Santa Maria Valley is the northernmost appellation in Santa Barbara County. The average temperature here is 64 degrees. The area is bounded on the north by the San Rafael Mountains and on the south by the Solomon Hills. They get early bud break here and then a long ripening season with an average of 125 days from bloom to harvest. The maritime fog keeps things cool here from sunset until about 10 am. This AVA boasts Nielson Vineyard, the oldest commercial vineyard in Santa Barbara County that was planted in 1964.

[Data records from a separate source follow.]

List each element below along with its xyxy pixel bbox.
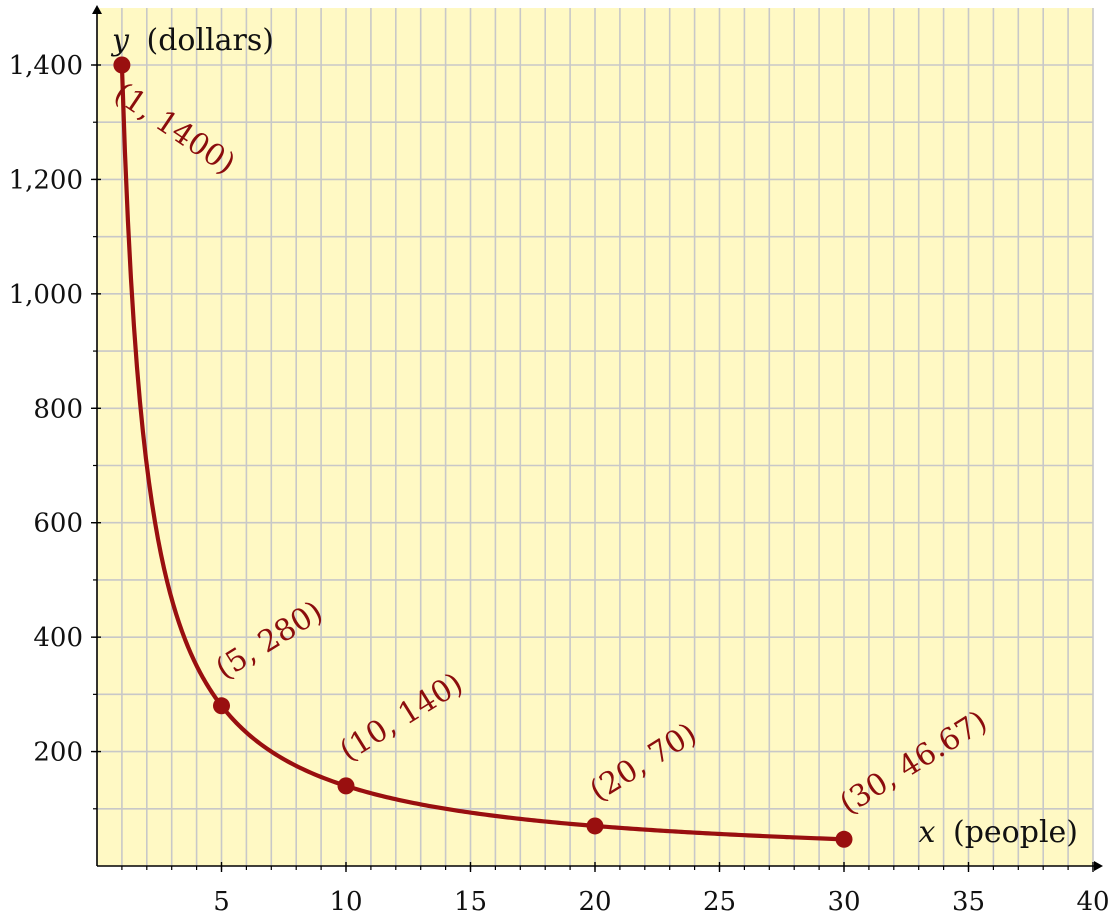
x-axis-label: x (people)	[919, 815, 1078, 850]
ticks: 5 10 15 20 25 30 35 40 200 400 600 800 1,000 1,200 1,4…	[9, 51, 1110, 917]
y-tick-label: 1,200	[9, 165, 83, 195]
x-tick-label: 20	[578, 887, 611, 917]
x-tick-label: 15	[454, 887, 487, 917]
y-axis-arrow	[92, 5, 102, 14]
x-axis-variable: x	[919, 815, 936, 850]
x-tick-label: 30	[827, 887, 860, 917]
x-tick-label: 40	[1076, 887, 1109, 917]
grid	[97, 8, 1094, 866]
x-axis-unit: (people)	[953, 815, 1078, 850]
y-tick-label: 1,400	[9, 51, 83, 81]
data-point	[835, 830, 853, 848]
y-tick-label: 1,000	[9, 280, 83, 310]
y-tick-label: 200	[33, 738, 83, 768]
data-points	[113, 56, 853, 848]
y-axis-unit: (dollars)	[147, 23, 275, 58]
x-axis-arrow	[1094, 861, 1103, 871]
y-tick-label: 800	[33, 394, 83, 424]
x-tick-label: 35	[952, 887, 985, 917]
data-point	[113, 56, 131, 74]
y-axis-variable: y	[110, 23, 130, 58]
data-point	[213, 697, 230, 715]
y-tick-label: 400	[33, 623, 83, 653]
series-line	[119, 64, 845, 842]
axes	[92, 5, 1103, 871]
data-point	[586, 817, 604, 835]
y-tick-label: 600	[33, 509, 83, 539]
y-axis-label: y (dollars)	[110, 23, 274, 58]
data-point	[337, 777, 355, 795]
x-tick-label: 10	[329, 887, 362, 917]
x-tick-label: 25	[703, 887, 736, 917]
x-tick-label: 5	[213, 887, 230, 917]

The Santa Maria AVA was the 3rd established AVA in the United States. We think of this Santa Barbara region as being so new. But truly AVA’s are new. The Santa Maria Valley AVA was established in September of 1981. To give a little perspective here, the first US AVA was established in June of 1980. (And crazily enough that 1st AVA was in Augusta, Missouri!) If you are like me, you won’t be able to read any further until you know where the 2nd US AVA hailed from…so….I did the research and it is the Napa Valley AVA which was established in February of 1981, just a scant 7 months (or actually 6 and a quarter months) before the Santa Maria Valley AVA. Are you still curious…you can find this info at The Wine Institute (http://www.iwineinstitute.com/avabydate.asp). Feel free to search for AVA establishment dates to your hearts content.
There has been a massive replanting of the Santa Maria vineyards in recent years to varieties that are more suited to the climate and soil. You will find lots of Pinot Noir and Chardonnay here due to the climate, but you will find many vineyards expanding into cool climate Syrah as well as other Rhone varieties.

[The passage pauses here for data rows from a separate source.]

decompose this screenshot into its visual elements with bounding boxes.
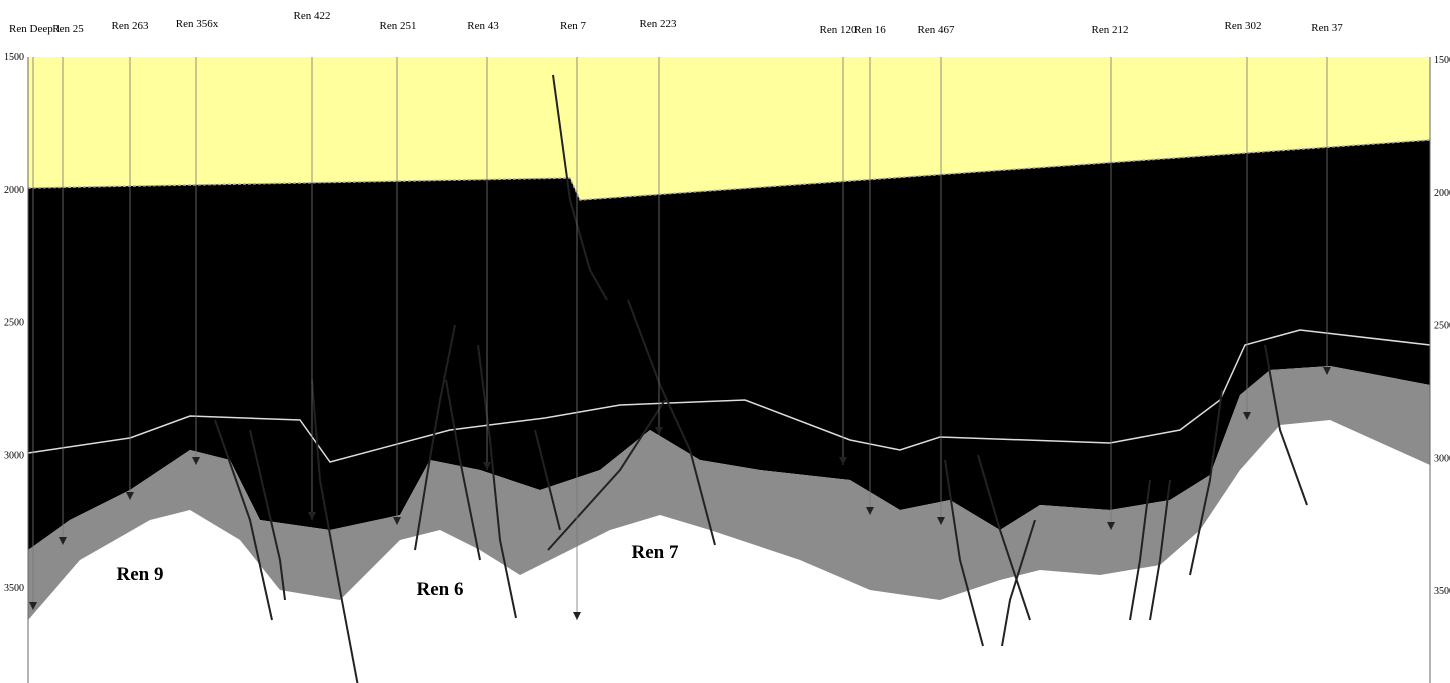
well-label: Ren 356x — [176, 18, 219, 30]
well-label: Ren 16 — [854, 24, 886, 36]
well-label: Ren 251 — [380, 20, 417, 32]
depth-label-right: 2500 — [1434, 321, 1450, 332]
depth-label-right: 2000 — [1434, 188, 1450, 199]
well-label: Ren 422 — [294, 10, 331, 22]
well-label: Ren 223 — [640, 18, 677, 30]
depth-label-left: 3000 — [4, 450, 24, 461]
well-label: Ren 263 — [112, 20, 149, 32]
well-label: Ren 25 — [52, 23, 84, 35]
field-label: Ren 9 — [117, 564, 164, 585]
depth-label-right: 1500 — [1434, 55, 1450, 66]
field-label: Ren 6 — [417, 579, 464, 600]
well-label: Ren 120 — [820, 24, 857, 36]
well-label: Ren 467 — [918, 24, 955, 36]
well-label: Ren 7 — [560, 20, 586, 32]
depth-label-right: 3500 — [1434, 586, 1450, 597]
depth-label-left: 2500 — [4, 318, 24, 329]
well-label: Ren 37 — [1311, 22, 1343, 34]
well-label: Ren 212 — [1092, 24, 1129, 36]
depth-label-right: 3000 — [1434, 453, 1450, 464]
well-label: Ren 43 — [467, 20, 499, 32]
depth-label-left: 3500 — [4, 583, 24, 594]
field-label: Ren 7 — [632, 542, 679, 563]
cross-section: Ren Deep 1Ren 25Ren 263Ren 356xRen 422Re… — [0, 0, 1450, 683]
well-label: Ren 302 — [1225, 20, 1262, 32]
depth-label-left: 2000 — [4, 185, 24, 196]
field-label: Ren 11 — [1222, 501, 1277, 522]
depth-label-left: 1500 — [4, 52, 24, 63]
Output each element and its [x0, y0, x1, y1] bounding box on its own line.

The Santa Maria AVA encompasses some incredible vineyards like Bien Nacido, Solomon Hills, Julia’s Vineyard and Foxen Estate Vineyard. As to Wineries… here you will find Cambria, Kenneth Volk, Riverbench and Tres Hermanas. Fine wineries such at Alta Maria, Au Bon Climat, Bien Nacido, Byron, Qupe, Solomon Hills and others feature wines from Santa Maria.
To enjoy this area take a look at the Santa Maria Valley & Los Alamos Wine Trail that is listed on the Santa Barbara Vintners site http://www.sbcountywines.com/tasting-routes.html#smv
To fully experience this area I suggest that you start at the Saarloos and Sons Windmill Ranch Vineyard. (Update…okay I made an assumption, because of the windmill, but clearly if you read the sign on the windmill, you will see that this is actually the El Camino Real Vineyard) You can’t miss the landmark windmill if you are driving on the 101. This is just their vineyard, you will have to head back into Los Olivos to do a tasting with them. From here take Zaca Station Road out into the vineyards. First on your drive you will pass Firestone (yes from the tire company). They have a vineyard, winery and a brewing company.
This place really got things going out here. Jim Clendenen of Au Bon Climat and Bob Linquist of Qupe both started out working here. The property is lovely especially if you get there early and can watch the marine layer roll through from Vandenberg AFB, and then stay long enough to enjoy the views that it was hiding once it burns off. The wines….I love their Rhones. And on weekends they often have lunch available on the patio. This place is really welcoming and….they have great trees.
A little further on you will come to Foxen. Now you can go into the Pinot House at 7600. It’s shiny and pretty and nice. But I prefer stopping a little past there at “The Shack” . This is their original tasting room and it is rustic and fabulous. You look out the door onto the hills as you are tasting and often the girls in the tasting room will point out the resident mountain lion who hunts on the ridge. The Shack pours their Bordeaux & Cal-Ital-style wines. at 7600 you will find Pinots, Chardonnays and Rhone Blends.
Continue north and you will come to the cluster of River Bench, Cambria and Kenneth Volk. I will give a shout out here to Kenneth Volk. I have not been to this tasting room, but did taste at the tasting room with Lone Madrone in Paso Robles.
He is another wine legend. He was the winemaker at Wild Horse and now has his own winery where he gets to play. He does Pinot Noir and Chardonnay from Santa Maria and Bordeaux varieties from Paso Robles and then… he does Heirloom Wines. This are rare varieties like Malvasia, Trousseau, Negrette, Touriga Nacional, Blaufrankish, Verdelho and Albarino. This is a great place to go and explore varieties you may not have tried before.
Presqu’ile North in the Santa Maria Valley. I often speak of beautiful properties, but…you know when you go to a parade of homes and get to the most beautiful house…well Presqu’ile is the winery equivalent. “Presqu’ile” means “almost an island” in French and was the name of the Murphy Family property in Mississippi that was destroyed by Hurricane Katrina. The family looked for a place to rebuild their family gathering spot and came upon this property in Santa Maria.
And I know that I have skipped a few in here. What can I say, I have more exploring to do myself. This is a beautiful drive. Start early and revel in the fog!